Пак тронул Джерихо за руку.
— Ты, должно быть, устал. Шел бы отдохнуть, а? Но Джерихо не хотелось спать.
— Я хотел бы посмотреть весь радиообмен на Акуле, который не смогли расшифровать. Все, начиная с полуночи в среду.
Пак недоуменно улыбнулся.
— Зачем? От них уже никакой пользы.
— Возможно. Но я хотел бы взглянуть.
— Зачем?
— Не знаю, — пожал плечами Джерихо. — Просто подержать в руках. Пощупать. Целый месяц был не у дел.
— Думаешь, могли что-нибудь упустить?
— Нисколько. Но Логи меня просил.
— Ах, да. Знаменитые «вдохновение» и «интуиция» Джерихо. — Пак не смог скрыть раздражения. — Итак, с высот науки и логики опускаемся к предрассудкам и чувствам.
Джерихо это стало надоедать.
— Ради бога, Пак! Если тебе так удобно, считай, что это мой каприз.

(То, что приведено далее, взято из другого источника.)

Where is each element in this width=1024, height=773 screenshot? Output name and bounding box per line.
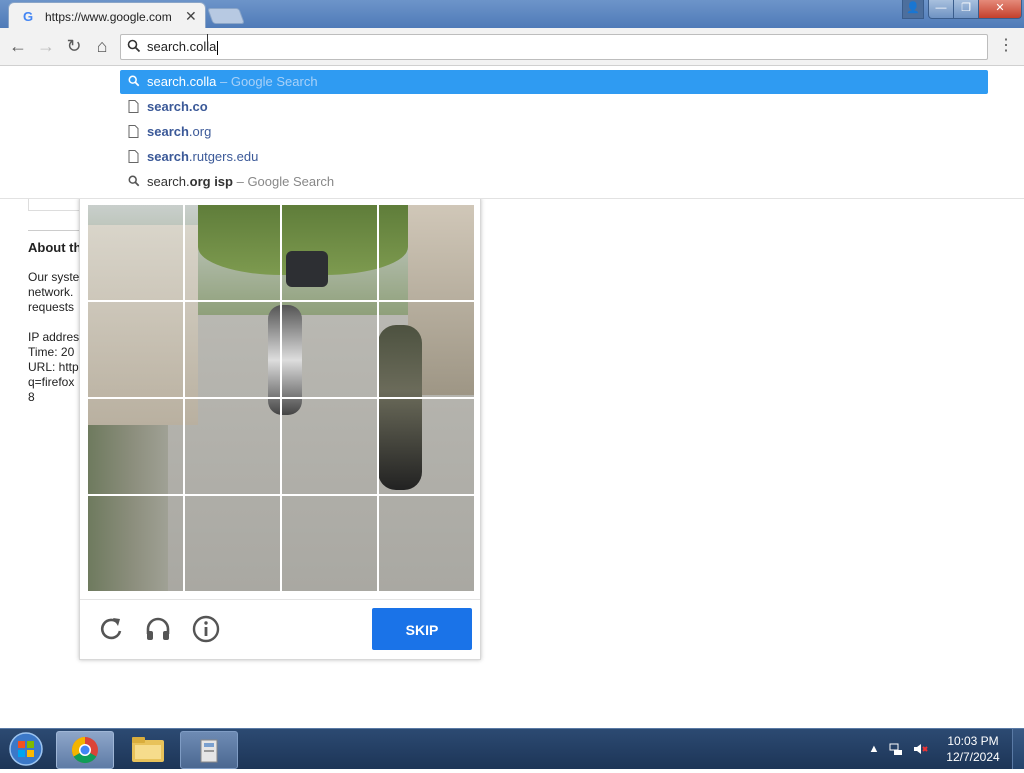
suggestion-item[interactable]: search.co (120, 95, 988, 119)
captcha-image-grid (88, 205, 474, 591)
suggestion-text: .rutgers.edu (188, 149, 259, 164)
street-scene-motorcycle-2 (378, 325, 422, 490)
back-button[interactable]: ← (8, 36, 28, 56)
page-icon (128, 125, 139, 138)
text-caret (217, 40, 219, 55)
skip-button[interactable]: SKIP (372, 608, 472, 650)
browser-toolbar: ← → ↻ ⌂ search.colla ⋮ (0, 28, 1024, 66)
suggestion-item[interactable]: search.rutgers.edu (120, 145, 988, 169)
maximize-button[interactable]: ❐ (953, 0, 979, 19)
suggestion-text: search.co (147, 99, 208, 114)
windows-taskbar: ▲ 10:03 PM 12/7/2024 (0, 728, 1024, 769)
search-icon (127, 39, 141, 53)
volume-muted-icon[interactable] (912, 741, 928, 757)
grid-line (88, 300, 474, 302)
home-button[interactable]: ⌂ (92, 36, 112, 56)
page-line (28, 315, 79, 330)
page-icon (128, 150, 139, 163)
page-text-block: Our syste network. requests IP addres Ti… (28, 270, 79, 405)
tab-google[interactable]: G https://www.google.com ✕ (8, 2, 206, 30)
tab-title: https://www.google.com (45, 10, 172, 24)
grid-line (88, 397, 474, 399)
tray-expand-icon[interactable]: ▲ (866, 741, 882, 757)
browser-menu-button[interactable]: ⋮ (998, 36, 1014, 56)
forward-button[interactable]: → (36, 36, 56, 56)
profile-button[interactable]: 👤 (902, 0, 924, 19)
browser-title-bar: G https://www.google.com ✕ 👤 — ❐ ✕ (0, 0, 1024, 30)
system-tray: ▲ (864, 729, 944, 769)
clock[interactable]: 10:03 PM 12/7/2024 (938, 733, 1008, 765)
new-tab-button[interactable] (207, 8, 245, 24)
suggestion-suffix: – Google Search (216, 74, 318, 89)
suggestion-text-bold: search (147, 149, 189, 164)
network-icon[interactable] (888, 741, 904, 757)
page-line: Time: 20 (28, 345, 75, 359)
street-scene-car (286, 251, 328, 287)
page-icon (128, 100, 139, 113)
app-icon (200, 739, 218, 763)
about-heading: About th (28, 240, 82, 255)
taskbar-app[interactable] (180, 731, 238, 769)
tab-close-icon[interactable]: ✕ (185, 8, 197, 25)
mouse-cursor-ibeam (207, 34, 208, 48)
omnibox-suggestions: search.colla – Google Search search.co s… (0, 66, 1024, 199)
address-bar[interactable]: search.colla (120, 34, 988, 60)
reload-button[interactable]: ↻ (64, 36, 84, 56)
file-explorer-icon (132, 737, 164, 762)
taskbar-file-explorer[interactable] (120, 731, 176, 767)
info-icon[interactable] (191, 614, 221, 644)
start-button-icon[interactable] (4, 731, 48, 767)
search-icon (128, 75, 140, 87)
page-line: requests (28, 300, 75, 314)
captcha-challenge: SKIP (79, 198, 481, 660)
show-desktop-button[interactable] (1012, 729, 1024, 769)
page-line: URL: http (28, 360, 79, 374)
page-line: IP addres (28, 330, 80, 344)
suggestion-item[interactable]: search.colla – Google Search (120, 70, 988, 94)
suggestion-item[interactable]: search.org (120, 120, 988, 144)
clock-date: 12/7/2024 (946, 750, 1000, 764)
captcha-footer: SKIP (80, 599, 480, 660)
close-window-button[interactable]: ✕ (978, 0, 1022, 19)
suggestion-item[interactable]: search.org isp – Google Search (120, 170, 988, 194)
minimize-button[interactable]: — (928, 0, 954, 19)
suggestion-text: .org (188, 124, 212, 139)
clock-time: 10:03 PM (947, 734, 999, 748)
taskbar-chrome[interactable] (56, 731, 114, 769)
suggestion-text-bold: org isp (189, 174, 233, 189)
address-bar-value: search.colla (147, 39, 217, 54)
headphones-icon[interactable] (143, 614, 173, 644)
page-line: Our syste (28, 270, 80, 284)
suggestion-suffix: – Google Search (232, 174, 335, 189)
chrome-icon (71, 736, 98, 764)
reload-icon[interactable] (96, 614, 126, 644)
page-line: 8 (28, 390, 35, 404)
search-icon (128, 175, 140, 187)
page-line: q=firefox (28, 375, 75, 389)
suggestion-text: search.colla (147, 74, 217, 89)
grid-line (88, 494, 474, 496)
suggestion-text: search. (147, 174, 190, 189)
page-line: network. (28, 285, 74, 299)
street-scene-house-left (88, 225, 198, 425)
google-favicon-icon: G (23, 9, 34, 24)
suggestion-text-bold: search (147, 124, 189, 139)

Пак кинул на него свирепый взгляд, но облака разошлись так же быстро, как появились.
— Ладно, — он поднял обе руки в знак того, что сдается. — Тебе нужно просмотреть все. Извини, устал. Все мы устали.
Когда через пять минут Джерихо с папкой шифровок Акулы вошел в Большую комнату, то увидел, что его старое место свободно. Кроме того, кто-то положил на стол стопку бумаги и три свежеочиненных карандаша. Он оглядел комнату, но никто, казалось, не обратил на него ни малейшего внимания.

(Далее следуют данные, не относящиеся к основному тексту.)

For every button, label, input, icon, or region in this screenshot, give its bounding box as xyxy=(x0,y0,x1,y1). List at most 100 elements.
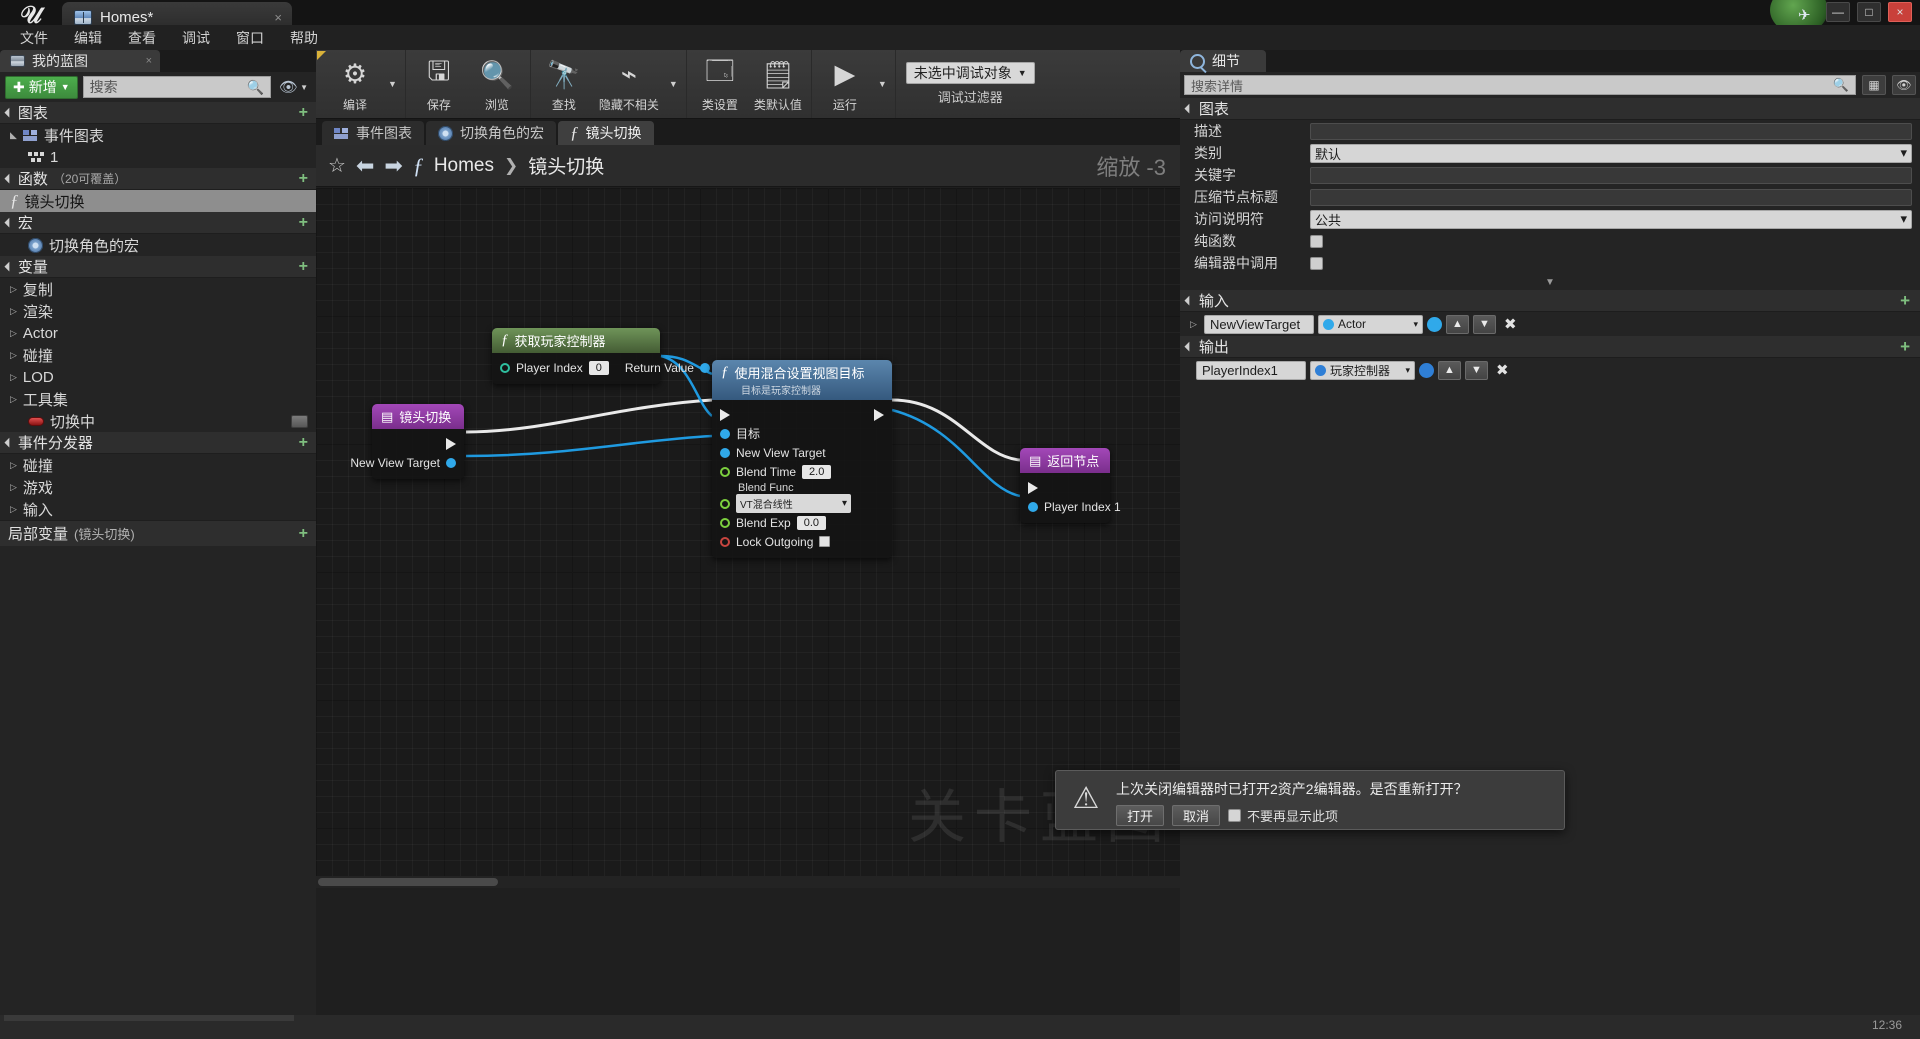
tree-item-macro-character-switch[interactable]: 切换角色的宏 xyxy=(0,234,316,256)
blueprint-graph-canvas[interactable]: ▤ 镜头切换 New View Target ƒ 获取玩家控制器 Player … xyxy=(316,188,1180,888)
add-variable-button[interactable]: + xyxy=(299,258,308,276)
node-return[interactable]: ▤ 返回节点 Player Index 1 xyxy=(1020,448,1121,523)
section-macros[interactable]: ◣ 宏 + xyxy=(0,212,316,234)
chevron-right-icon[interactable]: ▷ xyxy=(10,328,17,339)
output-type-select[interactable]: 玩家控制器 ▾ xyxy=(1310,360,1415,380)
tab-camera-switch[interactable]: ƒ 镜头切换 xyxy=(558,121,654,145)
node-get-player-controller[interactable]: ƒ 获取玩家控制器 Player Index 0 Return Value xyxy=(492,328,710,384)
browse-button[interactable]: 🔍 浏览 xyxy=(468,50,526,118)
add-local-variable-button[interactable]: + xyxy=(299,525,308,543)
pin-lock-outgoing-in[interactable]: Lock Outgoing xyxy=(712,532,892,551)
remove-output-button[interactable]: ✖ xyxy=(1492,361,1513,379)
class-settings-button[interactable]: 🗔 类设置 xyxy=(691,50,749,118)
tab-details[interactable]: 细节 xyxy=(1180,50,1266,72)
chevron-right-icon[interactable]: ▷ xyxy=(10,350,17,361)
add-function-button[interactable]: + xyxy=(299,170,308,188)
details-search-input[interactable]: 搜索详情 🔍 xyxy=(1184,75,1856,95)
chevron-right-icon[interactable]: ▷ xyxy=(10,306,17,317)
chevron-right-icon[interactable]: ▷ xyxy=(1190,319,1200,330)
node-function-entry[interactable]: ▤ 镜头切换 New View Target xyxy=(350,404,464,479)
pin-player-index-1-in[interactable]: Player Index 1 xyxy=(1020,497,1121,516)
tree-item-var-actor[interactable]: ▷ Actor xyxy=(0,322,316,344)
section-variables[interactable]: ◣ 变量 + xyxy=(0,256,316,278)
back-arrow-icon[interactable]: ⬅ xyxy=(356,153,374,179)
add-new-button[interactable]: ✚ 新增 ▼ xyxy=(5,75,78,99)
pin-exec-out[interactable] xyxy=(372,434,464,453)
visibility-toggle[interactable]: 👁 ▼ xyxy=(276,78,311,96)
move-input-up-button[interactable]: ▲ xyxy=(1446,314,1469,334)
compile-button[interactable]: ⚙ 编译 xyxy=(326,50,384,118)
output-pin-indicator[interactable] xyxy=(1419,362,1434,378)
pin-exec-row[interactable] xyxy=(712,405,892,424)
move-output-down-button[interactable]: ▼ xyxy=(1465,360,1488,380)
tree-item-function-camera-switch[interactable]: ƒ 镜头切换 xyxy=(0,190,316,212)
pin-blend-func-in[interactable]: VT混合线性 ▾ xyxy=(712,494,892,513)
cancel-button[interactable]: 取消 xyxy=(1172,805,1221,826)
save-button[interactable]: 🖫 保存 xyxy=(410,50,468,118)
hide-unrelated-caret[interactable]: ▼ xyxy=(665,50,682,118)
search-icon[interactable]: 🔍 xyxy=(247,79,264,96)
scrollbar-thumb[interactable] xyxy=(318,878,498,886)
add-input-button[interactable]: + xyxy=(1900,291,1910,311)
add-dispatcher-button[interactable]: + xyxy=(299,434,308,452)
tree-item-var-replication[interactable]: ▷ 复制 xyxy=(0,278,316,300)
maximize-button[interactable]: □ xyxy=(1857,2,1881,22)
tree-item-var-collision[interactable]: ▷ 碰撞 xyxy=(0,344,316,366)
blend-time-value[interactable]: 2.0 xyxy=(802,464,832,479)
find-button[interactable]: 🔭 查找 xyxy=(535,50,593,118)
blend-func-select[interactable]: VT混合线性 ▾ xyxy=(736,494,851,513)
menu-item-window[interactable]: 窗口 xyxy=(224,25,276,51)
player-index-value[interactable]: 0 xyxy=(588,360,609,375)
pin-blend-time-in[interactable]: Blend Time 2.0 xyxy=(712,462,892,481)
tree-item-var-lod[interactable]: ▷ LOD xyxy=(0,366,316,388)
menu-item-view[interactable]: 查看 xyxy=(116,25,168,51)
chevron-right-icon[interactable]: ▷ xyxy=(10,372,17,383)
pin-exec-in[interactable] xyxy=(1020,478,1110,497)
keywords-input[interactable] xyxy=(1310,166,1912,184)
menu-item-debug[interactable]: 调试 xyxy=(170,25,222,51)
tab-macro-character-switch[interactable]: 切换角色的宏 xyxy=(426,121,556,145)
dont-show-again-checkbox[interactable] xyxy=(1228,809,1242,822)
tree-item-var-toolset[interactable]: ▷ 工具集 xyxy=(0,388,316,410)
close-icon[interactable]: × xyxy=(274,10,282,25)
node-set-view-target-with-blend[interactable]: ƒ 使用混合设置视图目标 目标是玩家控制器 目标 New View Target… xyxy=(712,360,892,558)
menu-item-file[interactable]: 文件 xyxy=(8,25,60,51)
pin-target-in[interactable]: 目标 xyxy=(712,424,892,443)
section-graphs[interactable]: ◣ 图表 + xyxy=(0,102,316,124)
search-icon[interactable]: 🔍 xyxy=(1833,77,1849,93)
menu-item-edit[interactable]: 编辑 xyxy=(62,25,114,51)
window-close-button[interactable]: × xyxy=(1888,2,1912,22)
minimize-button[interactable]: — xyxy=(1826,2,1850,22)
tree-item-graph-1[interactable]: 1 xyxy=(0,146,316,168)
lock-outgoing-checkbox[interactable] xyxy=(819,536,831,547)
details-collapse-toggle[interactable]: ▼ xyxy=(1180,274,1920,290)
pin-return-value-out[interactable]: Return Value xyxy=(617,358,718,377)
chevron-right-icon[interactable]: ▷ xyxy=(10,284,17,295)
compact-title-input[interactable] xyxy=(1310,188,1912,206)
close-icon[interactable]: × xyxy=(146,55,152,67)
input-type-select[interactable]: Actor ▾ xyxy=(1318,314,1423,334)
pin-blend-exp-in[interactable]: Blend Exp 0.0 xyxy=(712,513,892,532)
tab-event-graph[interactable]: 事件图表 xyxy=(322,121,424,145)
compile-options-caret[interactable]: ▼ xyxy=(384,50,401,118)
input-pin-indicator[interactable] xyxy=(1427,316,1442,332)
tree-item-var-switching[interactable]: 切换中 xyxy=(0,410,316,432)
pin-new-view-target-out[interactable]: New View Target xyxy=(350,453,464,472)
class-defaults-button[interactable]: 🗒 类默认值 xyxy=(749,50,807,118)
tree-item-disp-game[interactable]: ▷ 游戏 xyxy=(0,476,316,498)
access-specifier-select[interactable]: 公共 ▾ xyxy=(1310,209,1912,229)
move-output-up-button[interactable]: ▲ xyxy=(1438,360,1461,380)
pin-new-view-target-in[interactable]: New View Target xyxy=(712,443,892,462)
canvas-horizontal-scrollbar[interactable] xyxy=(316,876,1180,888)
details-section-inputs[interactable]: ◣ 输入 + xyxy=(1180,290,1920,312)
eye-icon[interactable]: 👁 xyxy=(1892,75,1916,95)
call-in-editor-checkbox[interactable] xyxy=(1310,256,1323,270)
chevron-right-icon[interactable]: ▷ xyxy=(10,460,17,471)
section-event-dispatchers[interactable]: ◣ 事件分发器 + xyxy=(0,432,316,454)
pin-player-index-in[interactable]: Player Index 0 xyxy=(492,358,617,377)
tree-item-event-graph[interactable]: ◣ 事件图表 xyxy=(0,124,316,146)
breadcrumb-root[interactable]: Homes xyxy=(434,155,494,177)
add-graph-button[interactable]: + xyxy=(299,104,308,122)
chevron-right-icon[interactable]: ▷ xyxy=(10,482,17,493)
breadcrumb-current[interactable]: 镜头切换 xyxy=(528,152,604,179)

Джерихо положил на стол радиоперехваты и размотал шарф. Радиатор, как всегда, чуть теплый. Подув на руки, уселся на место.
Вернулся.
3
Всякий раз, когда кто-нибудь спрашивал Джерихо, почему он стал математиком — скажем, подруга матери или излишне любопытный сослуживец, не питающий интереса к науке, — он покачивал головой и, улыбаясь, отвечал, что не имеет ни малейшего представления. Если продолжали настаивать, мог не совсем уверенно сослаться на высказывание Г. Х. Харди в его знаменитой «Апологии…»: «Математик, как художник или поэт, — это творец стройного рисунка». Если же и это не удовлетворяло, он пытался объяснить на самом элементарном примере, который приходил в голову: «пи», 3, 14 — отношение длины окружности к длине ее диаметра. Вычислите «пи» до тысячи десятичных знаков, говорил он, или даже до миллиона и больше, и вы не откроете в этой бесконечной череде цифр никакой закономерности. Она выглядит случайной, хаотической, уродливой. А вот Лейбниц и Грегори могут взять то же число и вычленить из него изящный, как кристалл, рисунок: пи/4 = 1–1/3 + 1/5 — 1/7 + 1/9 — … и так до бесконечности. Такой образец не имеет практической пользы, он просто красив: для Джерихо он так же величествен, как строчка фуги Баха, и, если собеседник все еще не понимает, о чем речь, тогда, к сожалению, приходится махнуть рукой — напрасная трата времени.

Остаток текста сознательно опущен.